Our purpose was to evaluate the long-term benefit of myocardial viability assessment for stratifying risk and selecting patients with low ejection fraction for coronary artery bypass grafting and to determine the relation between the severity of anginal symptoms, the amount of ischemic myocardium, and clinical outcome.


We studied 93 consecutive patients with severe coronary artery disease and low ejection fraction (median, 25%) who underwent positron emission tomography to delineate the extent of perfusion-metabolism mismatch (reflecting hibernating myocardium) for potential myocardial revascularization. Median follow-up was 4 years (range, 0 to 6.2 years).

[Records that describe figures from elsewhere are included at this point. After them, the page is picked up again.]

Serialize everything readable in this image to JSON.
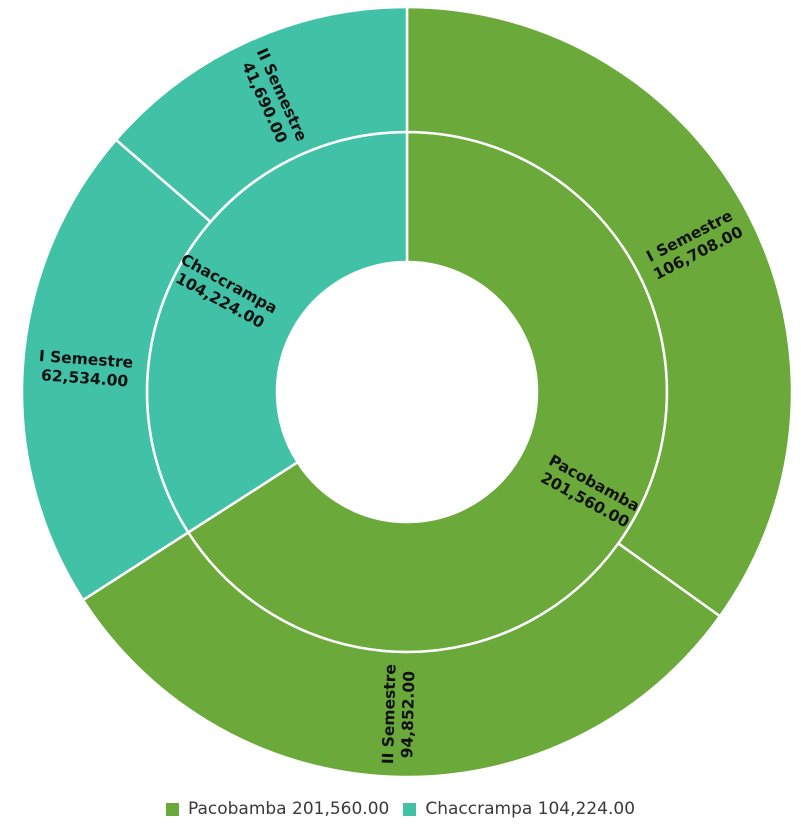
{
  "chart_data": {
    "type": "sunburst",
    "title": "",
    "colors": {
      "Pacobamba": "#6aa93a",
      "Chaccrampa": "#41c2a6",
      "separator": "#ffffff"
    },
    "inner_ring": [
      {
        "name": "Pacobamba",
        "value": 201560.0,
        "label": "201,560.00"
      },
      {
        "name": "Chaccrampa",
        "value": 104224.0,
        "label": "104,224.00"
      }
    ],
    "outer_ring": [
      {
        "parent": "Pacobamba",
        "name": "I Semestre",
        "value": 106708.0,
        "label": "106,708.00"
      },
      {
        "parent": "Pacobamba",
        "name": "II Semestre",
        "value": 94852.0,
        "label": "94,852.00"
      },
      {
        "parent": "Chaccrampa",
        "name": "I Semestre",
        "value": 62534.0,
        "label": "62,534.00"
      },
      {
        "parent": "Chaccrampa",
        "name": "II Semestre",
        "value": 41690.0,
        "label": "41,690.00"
      }
    ],
    "legend": {
      "placement": "bottom",
      "entries": [
        {
          "series": "Pacobamba",
          "text": "Pacobamba 201,560.00"
        },
        {
          "series": "Chaccrampa",
          "text": "Chaccrampa 104,224.00"
        }
      ]
    }
  }
}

Fifty patients received medical therapy, and 43 patients underwent bypass grafting. In Cox survival models, heart failure class, prior myocardial infarction, and positron emission tomographic mismatch were the best predictors of survival. Patients with positron emission tomographic mismatch receiving bypass grafting had improved 4-year survival compared with those on medical therapy (75% versus 30%; P =.007) and a significant improvement in angina and heart failure symptoms. In patients without positron emission tomographic mismatch, bypass grafting tended to improve survival and symptoms only in those patients with severe angina (100% versus 60%; P =.085), whereas no survival advantage was apparent in patients with minimal or no anginal symptoms (63% versus 52%; P =.462).


Patients with low ejection fraction and evidence of viable myocardium by positron emission tomography have improved survival and symptoms with coronary bypass grafting compared with medical therapy. In patients without evidence of viability, survival and symptom improvement with bypass grafting are apparent only among those patients with severe angina.